Miguel Maderuelo Ortiz
7.- El vecindario
Muchos de aquellos vecinos
de mi barrio procedían de distintos rincones de la provincia. De Vildé,
de Trébago o de Perioniel; de Barca o de Fuentecantos. Habían dejado sus
pueblos para vivir y trabajar en la ciudad, en busca, sin duda, de una
vida mejor. Pero a medida que la capital crecía al ritmo de esta
inmigración interior, el campo fue despoblándose al mismo tiempo.
Trajeron consigo sus nombres sonoros y antiguos, hoy raros, heredados de
sus mayores o tal vez recogidos del santo del día en que nacieron:
Agapito, Luciano, Amalia, Teófilo, Dominica, Águeda, Hilario, Petronila,
Tomasa… También acarrearon desde el mundo rural algunas de sus
costumbres, dichos, refranes, juegos y recetas de cocina.

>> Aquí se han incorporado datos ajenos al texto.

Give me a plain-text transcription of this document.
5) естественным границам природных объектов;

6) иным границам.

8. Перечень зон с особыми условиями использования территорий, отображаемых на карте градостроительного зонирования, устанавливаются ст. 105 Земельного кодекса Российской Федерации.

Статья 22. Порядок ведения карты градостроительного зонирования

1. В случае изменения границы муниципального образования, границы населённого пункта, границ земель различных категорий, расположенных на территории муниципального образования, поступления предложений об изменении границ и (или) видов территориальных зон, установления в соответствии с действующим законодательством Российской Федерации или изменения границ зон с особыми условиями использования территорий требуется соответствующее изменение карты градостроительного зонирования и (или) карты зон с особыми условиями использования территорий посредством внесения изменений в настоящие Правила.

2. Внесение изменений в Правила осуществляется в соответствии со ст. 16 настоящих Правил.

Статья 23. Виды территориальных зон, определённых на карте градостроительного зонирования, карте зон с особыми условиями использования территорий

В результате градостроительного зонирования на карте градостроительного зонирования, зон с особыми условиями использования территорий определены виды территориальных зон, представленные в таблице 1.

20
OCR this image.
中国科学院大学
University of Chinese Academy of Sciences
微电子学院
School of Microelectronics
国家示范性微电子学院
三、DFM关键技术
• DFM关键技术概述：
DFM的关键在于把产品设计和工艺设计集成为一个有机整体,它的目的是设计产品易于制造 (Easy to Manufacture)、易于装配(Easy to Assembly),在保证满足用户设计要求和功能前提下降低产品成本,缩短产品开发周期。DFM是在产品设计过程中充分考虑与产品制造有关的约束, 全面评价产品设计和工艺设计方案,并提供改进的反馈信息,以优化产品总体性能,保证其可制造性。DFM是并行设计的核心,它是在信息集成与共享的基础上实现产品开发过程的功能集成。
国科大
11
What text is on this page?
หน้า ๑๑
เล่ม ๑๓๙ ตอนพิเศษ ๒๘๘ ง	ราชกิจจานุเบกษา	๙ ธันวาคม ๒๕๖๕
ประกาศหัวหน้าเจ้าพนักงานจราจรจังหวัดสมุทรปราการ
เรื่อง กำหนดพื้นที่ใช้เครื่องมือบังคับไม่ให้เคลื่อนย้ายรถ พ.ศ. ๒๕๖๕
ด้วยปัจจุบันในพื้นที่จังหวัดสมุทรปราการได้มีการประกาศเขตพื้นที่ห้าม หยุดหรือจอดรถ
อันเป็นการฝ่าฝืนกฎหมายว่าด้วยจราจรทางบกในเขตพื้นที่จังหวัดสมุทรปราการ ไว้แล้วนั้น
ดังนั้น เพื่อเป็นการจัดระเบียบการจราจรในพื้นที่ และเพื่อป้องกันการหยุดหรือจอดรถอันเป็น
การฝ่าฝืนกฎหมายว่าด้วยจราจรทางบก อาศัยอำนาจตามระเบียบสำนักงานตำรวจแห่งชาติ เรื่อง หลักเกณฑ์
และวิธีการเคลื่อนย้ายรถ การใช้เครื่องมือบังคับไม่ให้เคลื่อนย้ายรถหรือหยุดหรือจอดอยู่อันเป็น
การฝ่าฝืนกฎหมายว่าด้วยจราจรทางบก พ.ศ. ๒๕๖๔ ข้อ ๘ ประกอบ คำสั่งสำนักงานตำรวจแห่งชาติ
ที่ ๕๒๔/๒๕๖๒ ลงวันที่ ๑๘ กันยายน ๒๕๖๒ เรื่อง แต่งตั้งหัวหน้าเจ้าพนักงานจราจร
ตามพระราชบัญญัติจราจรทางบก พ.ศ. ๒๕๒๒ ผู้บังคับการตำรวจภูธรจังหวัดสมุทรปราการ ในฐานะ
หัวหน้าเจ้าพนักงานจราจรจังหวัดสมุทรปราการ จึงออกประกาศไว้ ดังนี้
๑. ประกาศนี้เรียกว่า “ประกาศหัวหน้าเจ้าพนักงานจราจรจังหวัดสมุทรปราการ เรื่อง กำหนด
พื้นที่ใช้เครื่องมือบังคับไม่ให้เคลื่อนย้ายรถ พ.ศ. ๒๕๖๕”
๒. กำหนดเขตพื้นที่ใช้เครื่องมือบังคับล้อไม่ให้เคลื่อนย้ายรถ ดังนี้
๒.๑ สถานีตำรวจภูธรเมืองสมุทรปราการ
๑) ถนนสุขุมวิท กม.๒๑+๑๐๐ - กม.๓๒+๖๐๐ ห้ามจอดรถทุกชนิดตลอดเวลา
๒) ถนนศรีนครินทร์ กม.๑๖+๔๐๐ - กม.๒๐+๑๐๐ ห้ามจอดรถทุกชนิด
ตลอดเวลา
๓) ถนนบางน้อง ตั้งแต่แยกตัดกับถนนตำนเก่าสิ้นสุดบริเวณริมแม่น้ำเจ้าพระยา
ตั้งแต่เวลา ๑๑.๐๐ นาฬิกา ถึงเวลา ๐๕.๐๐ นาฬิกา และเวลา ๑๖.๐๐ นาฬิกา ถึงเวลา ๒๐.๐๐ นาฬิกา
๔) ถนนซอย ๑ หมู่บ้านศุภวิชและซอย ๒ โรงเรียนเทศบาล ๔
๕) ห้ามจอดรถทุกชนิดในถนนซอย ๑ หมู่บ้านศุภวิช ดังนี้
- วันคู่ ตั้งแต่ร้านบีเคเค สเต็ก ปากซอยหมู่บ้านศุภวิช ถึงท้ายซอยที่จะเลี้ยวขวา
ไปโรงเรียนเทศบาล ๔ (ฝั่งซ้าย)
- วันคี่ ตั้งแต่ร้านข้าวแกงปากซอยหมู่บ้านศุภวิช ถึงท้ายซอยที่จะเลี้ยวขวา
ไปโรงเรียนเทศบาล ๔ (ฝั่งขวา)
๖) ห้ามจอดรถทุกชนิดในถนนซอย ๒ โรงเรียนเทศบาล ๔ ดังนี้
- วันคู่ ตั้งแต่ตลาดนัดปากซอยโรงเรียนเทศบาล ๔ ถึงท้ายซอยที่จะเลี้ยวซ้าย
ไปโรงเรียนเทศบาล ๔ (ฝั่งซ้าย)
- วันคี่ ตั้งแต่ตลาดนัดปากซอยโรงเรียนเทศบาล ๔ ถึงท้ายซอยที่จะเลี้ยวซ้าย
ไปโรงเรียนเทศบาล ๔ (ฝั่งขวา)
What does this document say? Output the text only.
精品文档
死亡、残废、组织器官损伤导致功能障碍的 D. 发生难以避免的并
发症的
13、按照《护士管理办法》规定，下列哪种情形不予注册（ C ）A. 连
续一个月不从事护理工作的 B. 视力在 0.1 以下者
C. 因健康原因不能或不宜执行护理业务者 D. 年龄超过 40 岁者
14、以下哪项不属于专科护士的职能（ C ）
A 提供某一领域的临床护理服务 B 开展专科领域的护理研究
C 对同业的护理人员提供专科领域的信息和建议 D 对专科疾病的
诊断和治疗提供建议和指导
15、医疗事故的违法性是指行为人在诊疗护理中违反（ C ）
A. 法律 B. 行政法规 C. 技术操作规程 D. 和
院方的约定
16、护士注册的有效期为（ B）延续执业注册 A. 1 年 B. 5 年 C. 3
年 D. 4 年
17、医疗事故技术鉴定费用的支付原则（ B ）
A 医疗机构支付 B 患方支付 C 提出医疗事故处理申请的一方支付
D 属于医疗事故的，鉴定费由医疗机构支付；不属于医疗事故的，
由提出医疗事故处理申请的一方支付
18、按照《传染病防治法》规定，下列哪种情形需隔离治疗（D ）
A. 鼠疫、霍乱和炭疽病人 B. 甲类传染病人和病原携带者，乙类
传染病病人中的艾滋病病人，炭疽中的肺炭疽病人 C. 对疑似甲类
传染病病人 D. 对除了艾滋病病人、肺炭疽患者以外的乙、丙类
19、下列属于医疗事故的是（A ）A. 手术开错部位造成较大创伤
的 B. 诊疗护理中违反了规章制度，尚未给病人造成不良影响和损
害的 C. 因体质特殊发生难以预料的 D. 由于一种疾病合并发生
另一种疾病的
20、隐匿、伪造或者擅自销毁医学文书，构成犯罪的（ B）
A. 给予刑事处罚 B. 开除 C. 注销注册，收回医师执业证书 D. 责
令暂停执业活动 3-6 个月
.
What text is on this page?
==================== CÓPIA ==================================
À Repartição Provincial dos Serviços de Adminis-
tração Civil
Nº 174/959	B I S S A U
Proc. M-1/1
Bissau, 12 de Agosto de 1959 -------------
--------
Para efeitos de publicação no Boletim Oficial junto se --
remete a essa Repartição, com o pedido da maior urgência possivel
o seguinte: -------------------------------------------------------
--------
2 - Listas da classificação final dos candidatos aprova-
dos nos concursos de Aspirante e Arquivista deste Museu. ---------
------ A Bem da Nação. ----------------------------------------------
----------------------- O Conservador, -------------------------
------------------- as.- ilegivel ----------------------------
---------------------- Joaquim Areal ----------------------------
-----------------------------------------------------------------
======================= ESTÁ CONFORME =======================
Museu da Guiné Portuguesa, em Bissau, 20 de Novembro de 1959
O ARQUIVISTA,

Ahora, muchos años más tarde, ni el tiempo ni la distancia me han
hecho olvidar a aquellos hombres y mujeres; los primeros rostros
conocidos, las primeras voces oídas, los primeros afectos fueron los
suyos. Ellos forman parte, con sus defectos y virtudes, con sus bondades
o malicias, del paisaje humano de mi primera memoria. Algunos ya han
muerto, llevándose entre sus recuerdos fragmentos de nuestra pequeña
historia. Con su desaparición, nunca sabremos cómo nos vieron, cómo nos
recordaban, cosas que sabían de nosotros, pasajes de nuestra vida que
quizá nosotros mismos no recordemos. Todavía es probable que sean
echados de menos por quienes tuvieron más cerca; después, el tiempo se
irá encargando de difuminar el dolor y el recuerdo, Tal vez alguien, de
tarde en tarde, abra un álbum de fotos y rememore. Pero, cuando también
desaparezcan sus hijos y sus nietos y quienes los conocieron, no quedará
nada de su memoria, cubiertos todos por un sudario de silencio y olvido;
el mismo que se cierne sobre los pueblos que los vieron nacer y que
resisten a duras penas, como tantos otros, sacudidos por el azote del
abandono y la despoblación: Vildé, menos de ochenta habitantes (… en
1910 lo habitaban 510 personas. Antigua iglesia de Santa María, hundida
después de su despoblación, dirán las futuras crónicas del año…);
Trébago, menos de cincuenta (…425 vecinos en 1930. Iglesia gótica de
Nuestra Señora de la Asunción, en ruinas. Torre árabe defensiva,
semiderruída. Despoblado, se leerá en algún manual sobre la provincia);
Peroniel, alrededor de treinta personas (…el 21 de mayo celebraban la
fiesta de la Virgen del Socorro, patrona del lugar. Existió iglesia
románica. Despoblado…); Barca, poco más de cien habitantes (…580 en 1930
El 24 de mayo acudían en romería a Ciadueña, hoy también despoblados…);
Fuentecantos, cuarenta y tantos vecinos (…existen restos de la iglesia
románica de San Miguel Arcángel, que se hundió años después de su
despoblación…). El mismo silencio y olvido que ha ocultado en las brumas
del tiempo a Fuenterrey, Valdarce, Quintanaseca, Ruilobos o la
Mercadera.
El nuestro era un barrio de modestos
funcionarios y ferroviarios; de albañiles, empleados del comercio y amas
de casa. La austeridad de entonces no permitía grandes diferencias
económicas o sociales entre unos y otros vecinos; tampoco solía darse
desigualdad en el trato, quizá debido a la honda raigambre democrática
del pueblo castellano, donde, según el viejo aforismo, nadie es más que
nadie… Trato revestido de dignidad en las expresiones cotidianas: “Me ha
dicho la señora Julia que se va al pueblo para hacer la matanza”,
oía a mi madre; “La señora Petra lleva luto por la muerte de un
hermano”, comentaban las vecinas; “El señor Agustín está
partiendo leña en la carbonera”, decía mi padre. Pero a todo hay quien
gane…: La Loba, el Tirillas o la Ratona, por ejemplo.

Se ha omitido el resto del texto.